There, the pitch by company CEO John R. Lewandowski, who opened with the line, "What if I told you I could save one million lives every year with just refrigerator magnets and a laser pointer?", got raves and a replay on Fortune Magazine/CNN online.
The team's product, based on those common items, is a hand-held device that detects a magnetic substance that malaria parasites release when digesting red blood cells. The Rapid Assessment of Malaria device, called RAM for short, can provide a faster and more accurate diagnostic test than those used now, at a lower cost of about 20 cents per patient, the team members say.
Lewandowski, the Founder of DDG, is earning his master's in engineering and management and has teamed with his brother Mark, a first-year student who plans to major in computer science and accounting, the company's CFO. They are the sons of John J. Lewandowski, the Arthur P. Armington Professor of Engineering II in the department of materials science and engineering.
The third team member is Brian Grimberg, an assistant professor of international health at the School of Medicine, who is one of the device inventors, startup co-founder and president.

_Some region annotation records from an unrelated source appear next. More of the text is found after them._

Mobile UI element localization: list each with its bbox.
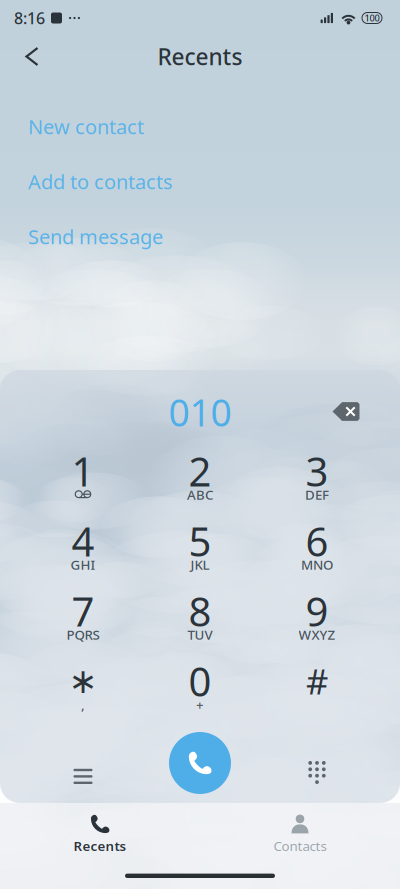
staticText: 5: [188, 514, 212, 568]
staticText: ,: [81, 696, 85, 713]
button[interactable]: #: [258, 646, 376, 716]
button[interactable]: 7: [24, 576, 142, 646]
staticText: 1: [72, 444, 94, 498]
staticText: JKL: [190, 556, 210, 573]
staticText: 9: [306, 584, 328, 638]
button[interactable]: 8: [142, 576, 258, 646]
button[interactable]: Send message: [0, 209, 400, 264]
staticText: 8:16: [14, 7, 45, 29]
button[interactable]: New contact: [0, 99, 400, 154]
staticText: 6: [306, 514, 328, 568]
staticText: 8: [188, 584, 212, 638]
staticText: Contacts: [274, 837, 326, 855]
staticText: DEF: [305, 486, 329, 503]
staticText: GHI: [70, 556, 96, 573]
button[interactable]: Add to contacts: [0, 154, 400, 209]
staticText: Recents: [158, 41, 242, 72]
staticText: 010: [168, 387, 232, 437]
staticText: 100: [364, 12, 380, 24]
button[interactable]: 4: [24, 506, 142, 576]
staticText: PQRS: [66, 626, 100, 643]
button[interactable]: 5: [142, 506, 258, 576]
staticText: +: [196, 696, 204, 713]
staticText: MNO: [301, 556, 333, 573]
staticText: 2: [188, 444, 212, 498]
button[interactable]: 6: [258, 506, 376, 576]
button[interactable]: Contacts: [200, 803, 400, 865]
button[interactable]: 9: [258, 576, 376, 646]
staticText: 0: [188, 654, 212, 708]
staticText: TUV: [188, 626, 212, 643]
staticText: Send message: [28, 223, 163, 250]
staticText: ∗: [68, 661, 98, 701]
button[interactable]: 0: [142, 646, 258, 716]
button[interactable]: 1: [24, 436, 142, 506]
staticText: WXYZ: [298, 626, 336, 643]
button[interactable]: 3: [258, 436, 376, 506]
button[interactable]: Call: [142, 716, 258, 794]
button[interactable]: Recents: [0, 803, 200, 865]
button[interactable]: Dialpad: [258, 716, 376, 784]
staticText: ABC: [187, 486, 213, 503]
staticText: Add to contacts: [28, 168, 173, 195]
button[interactable]: ∗: [24, 646, 142, 716]
staticText: #: [306, 658, 328, 704]
button[interactable]: Back: [9, 36, 55, 78]
button[interactable]: More options: [24, 716, 142, 784]
staticText: 7: [72, 584, 94, 638]
button[interactable]: 2: [142, 436, 258, 506]
staticText: 4: [72, 514, 94, 568]
staticText: New contact: [28, 113, 144, 140]
button[interactable]: Delete: [319, 390, 373, 434]
staticText: Recents: [74, 837, 126, 855]
staticText: 3: [306, 444, 328, 498]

Grimberg currently also leads an international and interdisciplinary team of experts investigating malaria treatment and prevention options in countries around the world.
The team has worked with a long slate of researchers across campus to create, test and build prototypes of the device.
"There are currently an estimated 1 million deaths resulting from malaria infections every year, and 95 percent of those are children under the age of 5," Grimberg said. "If we could accurately detect all the malaria infections in the world and then quickly deliver treatment, there would be almost no deaths from this parasite."
Today, diagnosis is confined to government or NGO-run clinics that require either a highly trained microscopist onsite to determine the presence of the disease-causing parasite, or the Rapid Diagnostic Test, which is similar to a pregnancy test, and generally requires refrigeration. In either case, patients walk, sometimes for days, to be tested at a malaria clinic.
"With something like our device, we can take our diagnosis method directly to the patients for the first time," Grimberg said. "This would greatly increase our ability to detect malaria infections."
John R. Lewandowski approached Grimberg about condensing the technology into a handheld device and bringing RAM to market. He had become interested in combating malaria as an undergraduate, designing a low-cost evaporative cooling system for bed nets distributed in Sub-Saharan Africa as part of an undergraduate design project in the Case School of Engineering. The nets were underused because they trapped stifling heat.
"The beauty of the RAM device is its ability to balance social impact and financial profitability," Lewandowski said. "At every competition or showcase, our device stands out because of that unique combination."
Disease Diagnostic Group LLC won $10,000 in cash and $30,000 worth of mentoring and advisory services in the LaunchTown competition finals Wednesday. They beat out two other Case Western Reserve entrepreneurial teams: NanoHarv Technologies, which has developed a system for harvesting and dewatering microalgae for clean energy or other uses, and Hole Patch LLC, makers of quick and easy temporary pothole repairs. The LaunchTown competition also included 26 other startups from the University of Akron, Kent State, Cleveland State and Youngstown State universities.
DDG earlier won a total of $26,500 in the Rice competition: $1,500 for their ninth-place finish, a $10,000 Sheafor-Lindsay Social Impact Award - Triple Bottom Line Business Plan Idea (People, Profit, Planet), and a $15,000 - FLS Associates Mentoring Award.
Mark Lewandowski, who is also working as a tech specialist in the university's IT department, has helped develop the company's financial statements and business model. He's now planning the future development of the RAM's supplementary iPhone app to store the diagnosis and map the distribution of the disease, to improve the current poor recordkeeping and increase efficiency of treatment and prevention efforts including bednet distribution
The project has received support from a host of disciplines.
The other inventors of RAM are from the Case Western Reserve physics department, including Distinguished University Professor Bob Brown, research associate Bob Deissler, former director of physics laboratories Bill Condit, mechanical designer Rick Bihary and technician Jason Jones, who began working on the project as an undergrad in 2011.
The team received advice and assistance from the MEM program, the Functional Electrical Stimulation Center, departments of mechanical and aerospace engineering, materials science and engineering, and biomedical engineering, the Tech Transfer Office, the law clinic, the Center for Global Health & Diseases, think[box] and more. Funding from the Coulter-Case Foundation and the Clinical and Translational Science Collaborative enabled the team to test ideas and build prototypes.
The Lewandowskis and Grimberg will discuss the RAM device at the launch of the Blackstone LaunchPad at CWRU, at Kelvin Smith Library, Tuesday, April 23 at 1 p.m. They're scheduled to attend a National Collegiate Inventors and Innovators Alliance entrepreneurship workshop in Boston this week and compete for $25,000 in a business plan competition at the University of Washington later this month.